President Joe Biden and House Speaker Kevin McCarthy (R-Calif.) will meet on May 22 for in-person talks on resolving the debt ceiling crisis.
Over the weekend, negotiations between representatives from each side stalled as both doubled down on their demands.
Rep. Garret Graves (R-La.), the lead negotiator for Republicans, told reporters on May 19 that Biden’s negotiators were being “unreasonable.”
The president told reporters on May 21, “Now it’s time for the other side to move from their extreme positions, because much of what they’ve already proposed is simply, quite frankly, unacceptable.” Biden spoke from Hiroshima, Japan, where he was attending the G7 Summit.
Later on May 21, the two men spoke by phone and agreed to meet the next day. Following the call, McCarthy told reporters that the call was “productive,” adding, “I think we can solve these problems.”

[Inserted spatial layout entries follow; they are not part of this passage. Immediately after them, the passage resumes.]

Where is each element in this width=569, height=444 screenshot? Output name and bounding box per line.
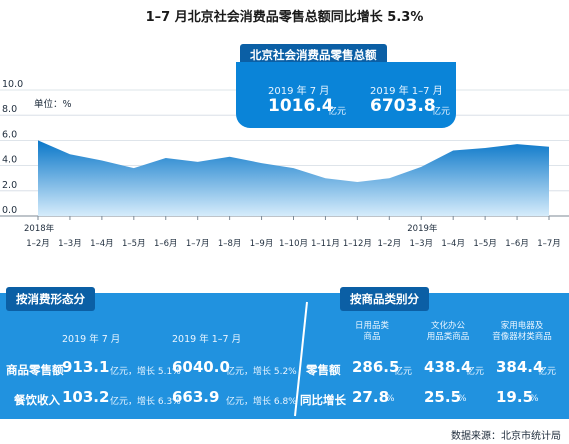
y-tick-label: 2.0 <box>2 180 17 191</box>
page-title: 1–7 月北京社会消费品零售总额同比增长 5.3% <box>145 10 424 25</box>
row-label-growth: 同比增长 <box>300 393 346 407</box>
x-tick-label: 1–5月 <box>122 239 146 249</box>
callout-left-unit: 亿元 <box>328 107 347 117</box>
cat2-growth-unit: % <box>458 394 467 404</box>
x-tick-label: 1–5月 <box>473 239 497 249</box>
catering-july-value: 103.2 <box>62 388 110 406</box>
x-tick-label: 1–7月 <box>186 239 210 249</box>
x-tick-label: 1–6月 <box>154 239 178 249</box>
row-label-retail: 商品零售额 <box>6 363 64 377</box>
callout-tab: 北京社会消费品零售总额 <box>240 44 387 66</box>
consumption-col1-header: 2019 年 7 月 <box>62 334 121 345</box>
row-label-sales: 零售额 <box>306 363 341 377</box>
x-tick-label: 1–3月 <box>409 239 433 249</box>
x-tick-label: 1–9月 <box>250 239 274 249</box>
x-tick-label: 1–11月 <box>311 239 340 249</box>
x-tick-label: 1–8月 <box>218 239 242 249</box>
year-label: 2018年 <box>24 223 55 234</box>
callout-right-unit: 亿元 <box>432 107 451 117</box>
x-tick-label: 1–6月 <box>505 239 529 249</box>
consumption-tab: 按消费形态分 <box>6 287 95 311</box>
cat3-growth-unit: % <box>530 394 539 404</box>
x-tick-label: 1–2月 <box>26 239 50 249</box>
cat3-sales-unit: 亿元 <box>538 367 557 377</box>
cat2-sales-value: 438.4 <box>424 358 472 376</box>
retail-july-value: 913.1 <box>62 358 110 376</box>
cat2-growth-value: 25.5 <box>424 388 462 406</box>
data-source: 数据来源：北京市统计局 <box>451 431 561 442</box>
total-sales-callout: 2019 年 7 月 1016.4 亿元 2019 年 1–7 月 6703.8… <box>236 62 456 128</box>
cat2-sales-unit: 亿元 <box>466 367 485 377</box>
x-tick-label: 1–2月 <box>378 239 402 249</box>
x-tick-label: 1–4月 <box>441 239 465 249</box>
cat3-growth-value: 19.5 <box>496 388 534 406</box>
x-tick-label: 1–10月 <box>279 239 308 249</box>
breakdown-panel <box>0 293 569 419</box>
y-tick-label: 10.0 <box>2 79 23 90</box>
catering-ytd-suffix: 亿元，增长 6.8% <box>226 397 297 407</box>
y-tick-label: 6.0 <box>2 129 17 140</box>
y-tick-label: 0.0 <box>2 205 17 216</box>
cat1-header: 日用品类 商品 <box>354 321 389 342</box>
cat2-header: 文化办公 用品类商品 <box>426 321 470 342</box>
cat3-sales-value: 384.4 <box>496 358 544 376</box>
x-tick-label: 1–7月 <box>537 239 561 249</box>
x-tick-label: 1–4月 <box>90 239 114 249</box>
area-chart: 10.0 8.0 6.0 4.0 2.0 0.0 1–2月 1–3月 1–4月 1–5月 1–6月… <box>0 79 569 249</box>
callout-right-value: 6703.8 <box>370 96 436 116</box>
cat3-header: 家用电器及 音像器材类商品 <box>492 321 552 342</box>
consumption-col2-header: 2019 年 1–7 月 <box>172 334 242 345</box>
cat1-growth-value: 27.8 <box>352 388 390 406</box>
x-tick-label: 1–12月 <box>343 239 372 249</box>
retail-ytd-value: 6040.0 <box>172 358 230 376</box>
callout-left-value: 1016.4 <box>268 96 334 116</box>
year-label: 2019年 <box>407 223 438 234</box>
cat1-sales-unit: 亿元 <box>394 367 413 377</box>
y-tick-label: 4.0 <box>2 155 17 166</box>
unit-label: 单位：% <box>34 98 72 110</box>
category-tab: 按商品类别分 <box>340 287 429 311</box>
catering-july-suffix: 亿元，增长 6.3% <box>110 397 181 407</box>
cat1-growth-unit: % <box>386 394 395 404</box>
area-series <box>38 140 549 216</box>
callout-right-label: 2019 年 1–7 月 <box>370 86 443 97</box>
retail-july-suffix: 亿元，增长 5.1% <box>110 367 181 377</box>
cat1-sales-value: 286.5 <box>352 358 400 376</box>
callout-left-label: 2019 年 7 月 <box>268 86 330 97</box>
y-tick-label: 8.0 <box>2 104 17 115</box>
retail-ytd-suffix: 亿元，增长 5.2% <box>226 367 297 377</box>
row-label-catering: 餐饮收入 <box>14 393 60 407</box>
panel-divider <box>294 301 308 417</box>
x-tick-label: 1–3月 <box>58 239 82 249</box>
catering-ytd-value: 663.9 <box>172 388 220 406</box>
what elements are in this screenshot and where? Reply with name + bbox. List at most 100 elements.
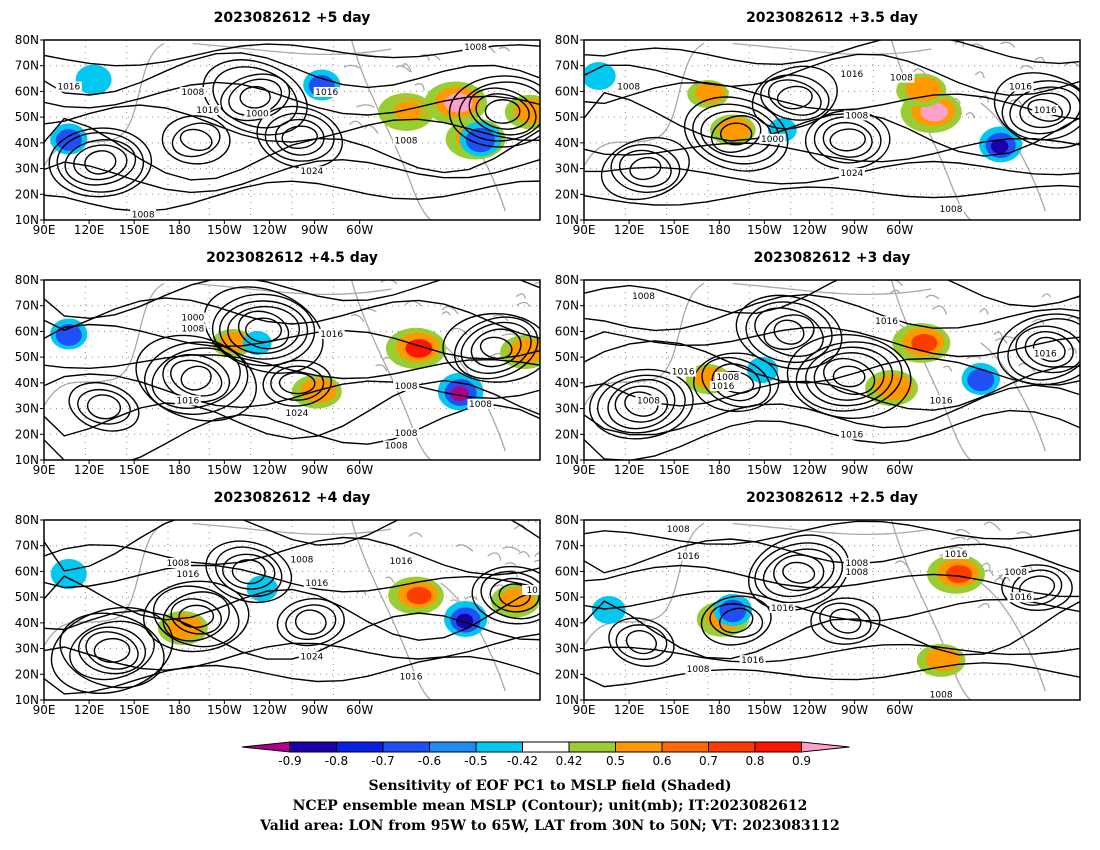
longitude-tick-label: 120E bbox=[614, 223, 645, 237]
latitude-axis: 10N 20N 30N 40N 50N 60N 70N 80N bbox=[15, 273, 44, 467]
mslp-contours bbox=[44, 520, 540, 695]
latitude-tick-label: 80N bbox=[15, 33, 39, 47]
latitude-tick-label: 40N bbox=[555, 136, 579, 150]
colorbar-tick-label: 0.5 bbox=[606, 754, 625, 768]
negative-sensitivity-area bbox=[75, 64, 112, 95]
panel-title: 2023082612 +5 day bbox=[214, 10, 371, 26]
colorbar-tick-label: -0.9 bbox=[278, 754, 301, 768]
longitude-tick-label: 150W bbox=[747, 703, 782, 717]
latitude-tick-label: 70N bbox=[15, 59, 39, 73]
contour-label: 1016 bbox=[1009, 83, 1032, 93]
positive-sensitivity-peak bbox=[911, 334, 938, 352]
longitude-tick-label: 90W bbox=[841, 463, 868, 477]
contour-label: 1008 bbox=[940, 205, 963, 215]
longitude-tick-label: 120W bbox=[792, 463, 827, 477]
contour-label: 1008 bbox=[845, 111, 868, 121]
coastlines bbox=[584, 280, 1080, 460]
colorbar-tick-label: 0.6 bbox=[652, 754, 671, 768]
latitude-tick-label: 30N bbox=[555, 642, 579, 656]
longitude-tick-label: 150W bbox=[207, 463, 242, 477]
map-field: 1016 1008 1016 1000 1016 1008 1024 1008 1008 bbox=[44, 40, 540, 220]
map-field: 1008 1016 1008 1016 1008 1000 1016 1024 1008 bbox=[584, 40, 1080, 220]
latitude-tick-label: 20N bbox=[555, 187, 579, 201]
contour-label: 1016 bbox=[741, 656, 764, 666]
latitude-tick-label: 80N bbox=[15, 273, 39, 287]
contour-label: 1008 bbox=[464, 43, 487, 53]
latitude-tick-label: 70N bbox=[555, 539, 579, 553]
colorbar-bin bbox=[708, 741, 756, 753]
contour-label: 1016 bbox=[1009, 593, 1032, 603]
positive-sensitivity-core bbox=[874, 374, 913, 400]
sensitivity-shading bbox=[592, 554, 985, 677]
positive-sensitivity-core bbox=[695, 82, 725, 104]
colorbar-tick-label: -0.5 bbox=[464, 754, 487, 768]
negative-sensitivity-area bbox=[584, 62, 616, 90]
longitude-axis: 90E 120E 150E 180 150W 120W 90W 60W bbox=[33, 700, 373, 717]
colorbar-tick-label: -0.6 bbox=[418, 754, 441, 768]
footer-line-3: Valid area: LON from 95W to 65W, LAT fro… bbox=[259, 818, 840, 834]
contour-label: 1024 bbox=[286, 409, 309, 419]
footer-line-1: Sensitivity of EOF PC1 to MSLP field (Sh… bbox=[368, 778, 731, 794]
colorbar-tick-label: -0.8 bbox=[325, 754, 348, 768]
contour-label: 1016 bbox=[1034, 350, 1057, 360]
latitude-tick-label: 10N bbox=[15, 213, 39, 227]
mslp-contours bbox=[44, 43, 540, 212]
latitude-tick-label: 40N bbox=[15, 376, 39, 390]
mslp-contours bbox=[584, 40, 1080, 206]
negative-sensitivity-area bbox=[592, 596, 626, 624]
contour-label: 1016 bbox=[315, 88, 338, 98]
map-panel: 2023082612 +5 day 1016 1008 1016 1000 1016 100… bbox=[15, 10, 541, 237]
longitude-tick-label: 120W bbox=[252, 223, 287, 237]
latitude-tick-label: 50N bbox=[555, 350, 579, 364]
longitude-tick-label: 90W bbox=[841, 223, 868, 237]
contour-label: 1008 bbox=[1004, 568, 1027, 578]
contour-label: 1024 bbox=[300, 653, 323, 663]
latitude-tick-label: 50N bbox=[555, 590, 579, 604]
colorbar-tick-label: 0.9 bbox=[792, 754, 811, 768]
latitude-tick-label: 50N bbox=[15, 110, 39, 124]
latitude-tick-label: 60N bbox=[555, 84, 579, 98]
longitude-tick-label: 60W bbox=[346, 703, 373, 717]
longitude-tick-label: 90E bbox=[33, 223, 56, 237]
longitude-tick-label: 60W bbox=[886, 703, 913, 717]
latitude-tick-label: 70N bbox=[15, 539, 39, 553]
colorbar-bin bbox=[475, 741, 523, 753]
latitude-tick-label: 40N bbox=[555, 376, 579, 390]
contour-label: 1016 bbox=[672, 368, 695, 378]
panel-title: 2023082612 +2.5 day bbox=[746, 490, 918, 506]
latitude-tick-label: 10N bbox=[15, 693, 39, 707]
contour-label: 1016 bbox=[1034, 106, 1057, 116]
longitude-tick-label: 150E bbox=[659, 223, 690, 237]
contour-label: 1008 bbox=[166, 559, 189, 569]
latitude-tick-label: 10N bbox=[555, 693, 579, 707]
latitude-tick-label: 70N bbox=[555, 59, 579, 73]
longitude-tick-label: 150W bbox=[747, 223, 782, 237]
map-panel: 2023082612 +4 day10081016100810161016102… bbox=[15, 490, 541, 717]
longitude-tick-label: 180 bbox=[168, 703, 191, 717]
contour-label: 1008 bbox=[637, 396, 660, 406]
sensitivity-shading bbox=[685, 323, 1000, 406]
panel-title: 2023082612 +4 day bbox=[214, 490, 371, 506]
map-frame bbox=[43, 519, 541, 701]
map-field: 1008101610081016101610081008101610081016… bbox=[584, 520, 1080, 700]
contour-label: 1008 bbox=[395, 137, 418, 147]
longitude-tick-label: 120E bbox=[74, 703, 105, 717]
negative-sensitivity-core bbox=[719, 599, 747, 623]
colorbar-bin bbox=[382, 741, 430, 753]
colorbar-tick-label: -0.7 bbox=[371, 754, 394, 768]
map-frame bbox=[583, 279, 1081, 461]
contour-label: 1000 bbox=[246, 110, 269, 120]
longitude-tick-label: 120W bbox=[792, 223, 827, 237]
contour-label: 1008 bbox=[845, 568, 868, 578]
longitude-tick-label: 180 bbox=[708, 463, 731, 477]
colorbar-bin bbox=[615, 741, 663, 753]
latitude-tick-label: 30N bbox=[555, 162, 579, 176]
contour-label: 1016 bbox=[176, 570, 199, 580]
longitude-tick-label: 150E bbox=[659, 703, 690, 717]
latitude-tick-label: 50N bbox=[15, 590, 39, 604]
latitude-tick-label: 30N bbox=[15, 162, 39, 176]
colorbar: -0.9 -0.8 -0.7 -0.6 -0.5 -0.42 0.42 0.5 0.6 0.7 0.… bbox=[241, 741, 850, 768]
contour-label: 1016 bbox=[390, 557, 413, 567]
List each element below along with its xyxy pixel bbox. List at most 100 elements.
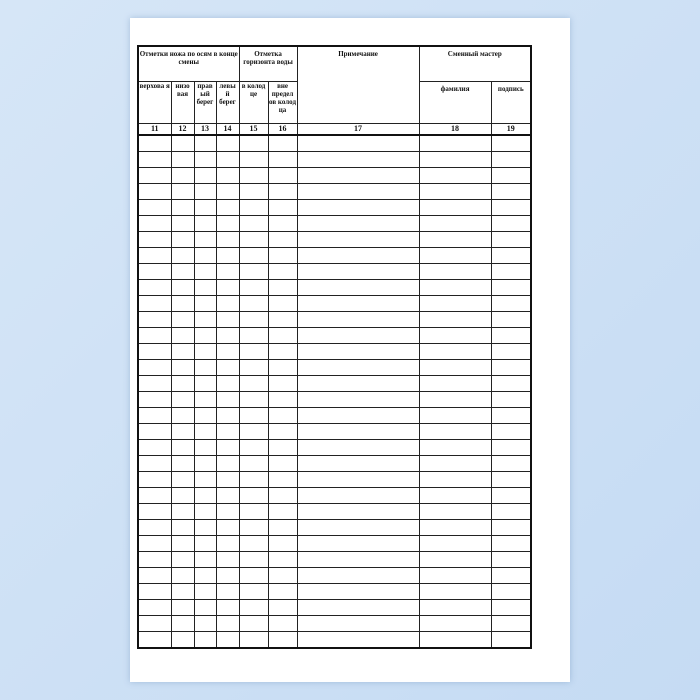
table-cell	[137, 630, 172, 648]
table-cell	[170, 342, 195, 360]
column-number: 17	[296, 122, 420, 136]
table-cell	[238, 390, 269, 408]
table-cell	[238, 358, 269, 376]
table-cell	[490, 166, 532, 184]
table-cell	[296, 390, 420, 408]
table-cell	[137, 166, 172, 184]
table-cell	[296, 294, 420, 312]
table-cell	[238, 486, 269, 504]
table-cell	[267, 534, 298, 552]
table-cell	[137, 566, 172, 584]
table-cell	[267, 422, 298, 440]
table-cell	[170, 230, 195, 248]
table-cell	[170, 454, 195, 472]
column-number: 12	[170, 122, 195, 136]
table-cell	[137, 294, 172, 312]
table-cell	[296, 358, 420, 376]
table-cell	[193, 310, 217, 328]
table-cell	[267, 502, 298, 520]
table-cell	[215, 502, 240, 520]
table-row	[137, 310, 532, 328]
table-cell	[296, 166, 420, 184]
table-cell	[490, 470, 532, 488]
table-cell	[267, 166, 298, 184]
table-cell	[267, 150, 298, 168]
table-cell	[267, 486, 298, 504]
table-cell	[267, 566, 298, 584]
table-cell	[193, 438, 217, 456]
table-row	[137, 358, 532, 376]
table-cell	[170, 182, 195, 200]
header-water-level: Отметка горизонта воды	[238, 45, 298, 82]
table-cell	[296, 310, 420, 328]
table-cell	[267, 518, 298, 536]
table-cell	[490, 406, 532, 424]
table-row	[137, 406, 532, 424]
table-cell	[267, 550, 298, 568]
table-cell	[215, 582, 240, 600]
table-cell	[170, 374, 195, 392]
table-row	[137, 230, 532, 248]
table-cell	[418, 534, 492, 552]
table-cell	[170, 390, 195, 408]
table-cell	[490, 454, 532, 472]
table-cell	[170, 582, 195, 600]
table-cell	[267, 598, 298, 616]
table-cell	[267, 390, 298, 408]
table-cell	[193, 598, 217, 616]
table-cell	[215, 374, 240, 392]
header-in-well: в колод це	[238, 80, 269, 124]
table-cell	[238, 566, 269, 584]
table-cell	[215, 262, 240, 280]
table-cell	[296, 262, 420, 280]
table-row	[137, 470, 532, 488]
table-cell	[267, 358, 298, 376]
table-cell	[137, 310, 172, 328]
table-cell	[418, 326, 492, 344]
table-cell	[238, 262, 269, 280]
table-cell	[267, 182, 298, 200]
table-row	[137, 326, 532, 344]
table-row	[137, 150, 532, 168]
table-cell	[296, 326, 420, 344]
table-cell	[215, 166, 240, 184]
table-cell	[490, 150, 532, 168]
table-cell	[267, 246, 298, 264]
table-cell	[215, 470, 240, 488]
table-cell	[418, 358, 492, 376]
table-cell	[267, 262, 298, 280]
table-cell	[490, 502, 532, 520]
table-cell	[193, 566, 217, 584]
table-cell	[418, 198, 492, 216]
document-page: Отметки ножа по осям в конце смены Отмет…	[130, 18, 570, 682]
table-cell	[296, 246, 420, 264]
table-cell	[238, 294, 269, 312]
table-cell	[215, 406, 240, 424]
table-cell	[296, 342, 420, 360]
table-cell	[418, 486, 492, 504]
table-cell	[215, 278, 240, 296]
table-cell	[215, 150, 240, 168]
table-cell	[490, 390, 532, 408]
table-cell	[215, 534, 240, 552]
table-cell	[490, 518, 532, 536]
table-cell	[215, 246, 240, 264]
table-row	[137, 502, 532, 520]
table-cell	[418, 374, 492, 392]
table-cell	[137, 214, 172, 232]
table-cell	[418, 630, 492, 648]
table-cell	[238, 502, 269, 520]
column-number: 18	[418, 122, 492, 136]
table-cell	[490, 614, 532, 632]
table-row	[137, 486, 532, 504]
column-number: 14	[215, 122, 240, 136]
table-cell	[193, 278, 217, 296]
header-upper: верхова я	[137, 80, 172, 124]
table-cell	[267, 342, 298, 360]
table-cell	[193, 342, 217, 360]
table-cell	[193, 246, 217, 264]
table-cell	[418, 214, 492, 232]
table-cell	[193, 470, 217, 488]
table-cell	[490, 230, 532, 248]
table-cell	[296, 278, 420, 296]
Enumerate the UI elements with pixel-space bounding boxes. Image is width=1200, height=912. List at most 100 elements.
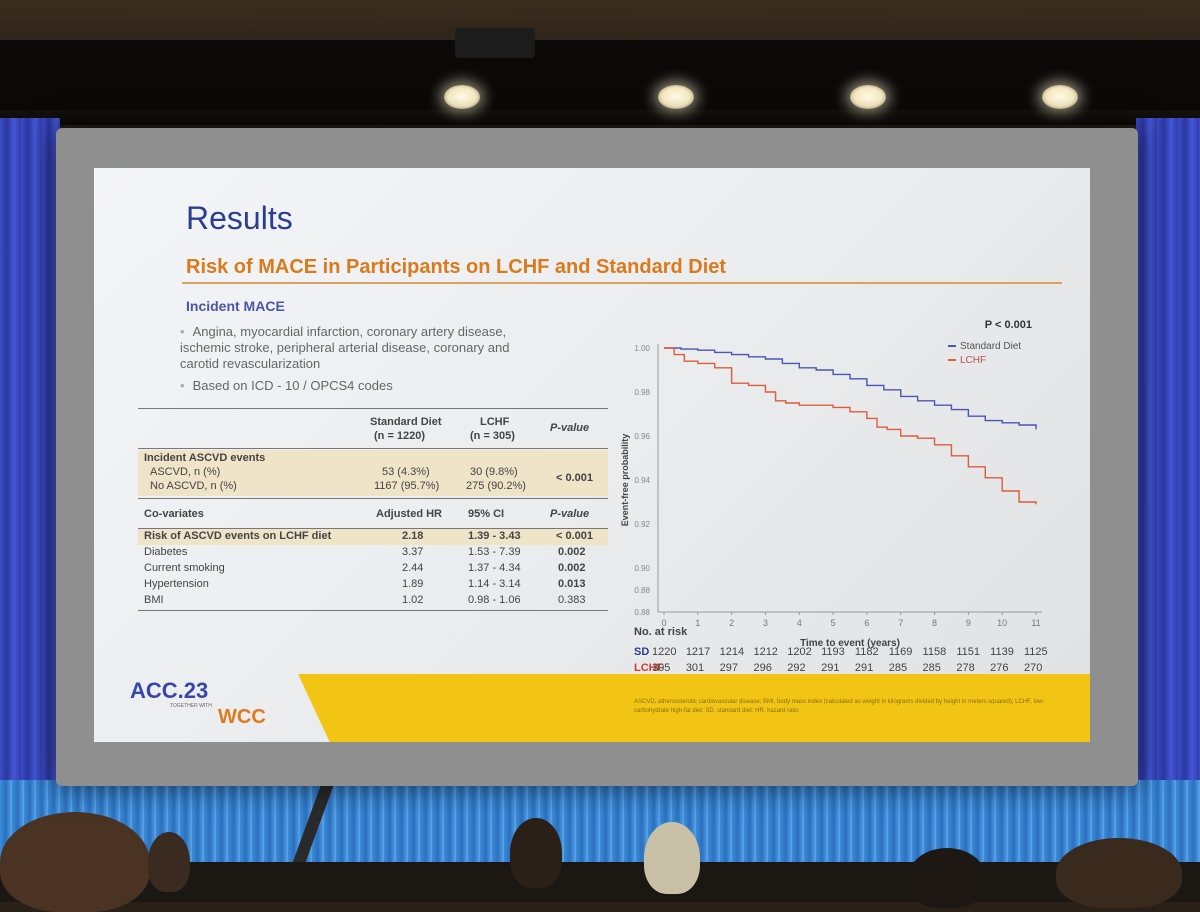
presentation-slide: Results Risk of MACE in Participants on … bbox=[94, 168, 1090, 742]
curtain-left bbox=[0, 118, 60, 818]
km-chart: 0.88 0.88 0.90 0.92 0.94 0.96 0.98 1.00 0 1 2 3 4 5 6 7… bbox=[614, 308, 1064, 688]
risk-value: 296 bbox=[753, 662, 772, 674]
y-tick-label: 0.88 bbox=[634, 608, 650, 617]
stage-light bbox=[850, 85, 886, 109]
x-tick-label: 3 bbox=[763, 618, 768, 628]
y-axis-label: Event-free probability bbox=[620, 434, 630, 527]
stage-light bbox=[658, 85, 694, 109]
title-divider bbox=[182, 282, 1062, 284]
risk-value: 1202 bbox=[787, 646, 812, 658]
bullet-item: • Based on ICD - 10 / OPCS4 codes bbox=[180, 378, 393, 393]
table-row: Hypertension 1.89 1.14 - 3.14 0.013 bbox=[144, 578, 586, 590]
slide-subtitle: Risk of MACE in Participants on LCHF and… bbox=[186, 256, 727, 278]
curtain-right bbox=[1136, 118, 1200, 818]
y-tick-label: 1.00 bbox=[634, 344, 650, 353]
table-rule bbox=[138, 408, 608, 409]
risk-value: 291 bbox=[821, 662, 840, 674]
risk-value: 285 bbox=[888, 662, 908, 674]
lighting-truss bbox=[0, 40, 1200, 110]
table-row: Diabetes 3.37 1.53 - 7.39 0.002 bbox=[144, 546, 586, 558]
bullet-continuation: ischemic stroke, peripheral arterial dis… bbox=[180, 340, 510, 355]
risk-row-label: SD bbox=[634, 646, 650, 658]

“I think that we can reach an agreement,” Biden said.
At issue are the provisions of the Limit, Save, Grow Act, which Republicans passed on April 26.
The measure would reduce discretionary spending to the 2022 level, increase work requirements for some beneficiaries of Medicaid and the Supplemental Nutrition Assistance Program (SNAP), loosen permitting requirements for oil and gas drilling, and increase the debt ceiling through March 2024.
Democrats have roundly criticized the proposal as an effort to balance the federal budget on the backs of the working class while preserving Trump-era tax cuts for the wealthiest Americans.
In particular, Democrats have decried what they call steep spending cuts that they believe will cost tens of thousands of jobs and require wholesale reduction of federal food assistance, education, and other programs that benefit many Americans. They also insist on no changes to federal work requirements.
McCarthy has said that work requirements and a reduction in spending are “red lines” for Republicans.
Complicating any deal the two leaders might make, hard-liners on both sides have issued calls to avoid compromise on their core objectives.
Eleven senators, led by Sen. Bernie Sanders (I-Vt.), signed a letter to the president on May 18 urging him to invoke the 14th Amendment to continue paying the nation’s bills rather than to either default on the debt or acquiesce to what they see as unacceptable spending cuts.
The House Freedom Caucus, led by Rep. Scott Perry (R-Pa.), released a statement the same day urging McCarthy and senate Republicans to break off talks with Biden and pass the Limit, Save, Grow Act into law.
The time of the May 22 meeting between Biden and McCarthy had not been determined by the time of publication.